Some users of the Pandora Radio have been advised to change their passwords - not because the music streaming service has suffered a data breach, but because Pandora has reason to believe that their passwords may have been compromised.
How can users’ passwords be compromised if Pandora hasn’t suffered a hacking attack? Simple. The affected users have made the classic mistake of reusing the same password on different websites - and one of those other sites has had its passwords compromised.
Here is an email that Pandora has sent to impacted users:
Dear Pandora listener:
As a precaution, we want to make you aware of a situation that could possibly affect your Pandora account.

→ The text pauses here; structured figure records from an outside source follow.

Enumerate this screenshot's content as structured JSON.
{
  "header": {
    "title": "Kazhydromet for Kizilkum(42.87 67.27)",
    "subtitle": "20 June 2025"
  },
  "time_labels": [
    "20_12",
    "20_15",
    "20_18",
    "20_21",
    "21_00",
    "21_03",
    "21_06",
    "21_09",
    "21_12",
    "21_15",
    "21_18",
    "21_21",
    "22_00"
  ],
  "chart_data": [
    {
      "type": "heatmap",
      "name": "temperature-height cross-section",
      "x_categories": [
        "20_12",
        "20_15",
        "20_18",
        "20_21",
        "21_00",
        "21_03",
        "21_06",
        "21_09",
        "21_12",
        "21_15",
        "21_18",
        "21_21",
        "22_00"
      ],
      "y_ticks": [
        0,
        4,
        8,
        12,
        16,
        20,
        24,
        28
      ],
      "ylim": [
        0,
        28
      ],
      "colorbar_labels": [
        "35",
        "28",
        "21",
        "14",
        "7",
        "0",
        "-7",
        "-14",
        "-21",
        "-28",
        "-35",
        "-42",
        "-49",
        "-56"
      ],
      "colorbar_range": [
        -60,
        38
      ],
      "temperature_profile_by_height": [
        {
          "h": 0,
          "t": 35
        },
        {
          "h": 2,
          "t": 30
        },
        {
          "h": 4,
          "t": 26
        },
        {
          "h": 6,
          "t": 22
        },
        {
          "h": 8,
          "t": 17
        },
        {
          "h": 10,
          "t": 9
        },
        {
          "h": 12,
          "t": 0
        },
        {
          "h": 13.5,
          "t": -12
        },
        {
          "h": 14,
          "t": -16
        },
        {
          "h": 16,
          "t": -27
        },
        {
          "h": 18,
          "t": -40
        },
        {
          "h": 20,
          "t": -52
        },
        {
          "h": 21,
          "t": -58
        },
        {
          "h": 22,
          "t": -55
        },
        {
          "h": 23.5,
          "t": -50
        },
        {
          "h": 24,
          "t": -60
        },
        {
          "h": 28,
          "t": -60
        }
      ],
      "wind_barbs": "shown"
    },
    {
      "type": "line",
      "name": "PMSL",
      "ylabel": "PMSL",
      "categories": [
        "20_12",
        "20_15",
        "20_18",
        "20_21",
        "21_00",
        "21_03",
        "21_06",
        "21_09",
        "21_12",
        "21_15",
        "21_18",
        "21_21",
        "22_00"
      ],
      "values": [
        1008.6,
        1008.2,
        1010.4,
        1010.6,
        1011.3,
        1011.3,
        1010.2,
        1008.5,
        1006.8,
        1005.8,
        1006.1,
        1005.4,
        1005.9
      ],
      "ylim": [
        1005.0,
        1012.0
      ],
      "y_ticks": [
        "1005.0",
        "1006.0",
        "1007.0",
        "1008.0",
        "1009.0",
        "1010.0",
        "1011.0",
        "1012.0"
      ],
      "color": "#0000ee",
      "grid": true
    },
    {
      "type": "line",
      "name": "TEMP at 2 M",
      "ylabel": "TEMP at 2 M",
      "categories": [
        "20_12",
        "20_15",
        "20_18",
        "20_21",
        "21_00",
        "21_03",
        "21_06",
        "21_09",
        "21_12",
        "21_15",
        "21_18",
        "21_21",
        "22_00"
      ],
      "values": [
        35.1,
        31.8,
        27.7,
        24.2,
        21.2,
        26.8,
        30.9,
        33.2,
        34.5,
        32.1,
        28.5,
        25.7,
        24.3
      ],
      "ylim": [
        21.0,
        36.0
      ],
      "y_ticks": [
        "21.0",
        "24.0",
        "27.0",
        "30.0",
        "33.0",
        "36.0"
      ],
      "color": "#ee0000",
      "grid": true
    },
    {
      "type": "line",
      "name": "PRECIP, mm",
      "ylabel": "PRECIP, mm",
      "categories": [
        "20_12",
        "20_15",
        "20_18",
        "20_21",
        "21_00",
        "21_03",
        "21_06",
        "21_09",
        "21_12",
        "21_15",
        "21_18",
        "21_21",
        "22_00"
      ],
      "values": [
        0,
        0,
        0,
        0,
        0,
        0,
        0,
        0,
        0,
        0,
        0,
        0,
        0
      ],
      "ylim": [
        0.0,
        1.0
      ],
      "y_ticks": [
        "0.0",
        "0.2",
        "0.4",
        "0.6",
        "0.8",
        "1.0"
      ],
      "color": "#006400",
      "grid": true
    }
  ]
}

First off, there is no evidence that your Pandora account has been compromised or tampered with in any way.
However, usernames and passwords that were breached from a service other than Pandora a few years ago were posted on the web recently.
In order to protect Pandora Listeners, our security teams have analyzed the data and found that your Pandora username was included in the list.
If you share passwords across services and haven’t updated them recently, and you haven’t already reset your Pandora password, you should do so now.
Below is a link with which you can request a password reset on Pandora.
Pandora doesn’t make clear in its email advisory quite what site it is referring to when it refers to “usernames and passwords that were breached from a service other than Pandora a few years ago…” but it’s quite possible they are referring to some of the mega-breaches that have recently grabbed the headlines.
But don’t stop there. After you have changed your Pandora password, you should also ensure that you have created new passwords for any other site where you might be using the same credentials.
Your best defence to protect against password reuse attacks is very simple: stop reusing passwords. Always use different passwords for different websites.
And if you think that your puny human brain can’t remember lots of different, hard-to-crack passwords then simply get a password manager to do the job for you. That’s what I do.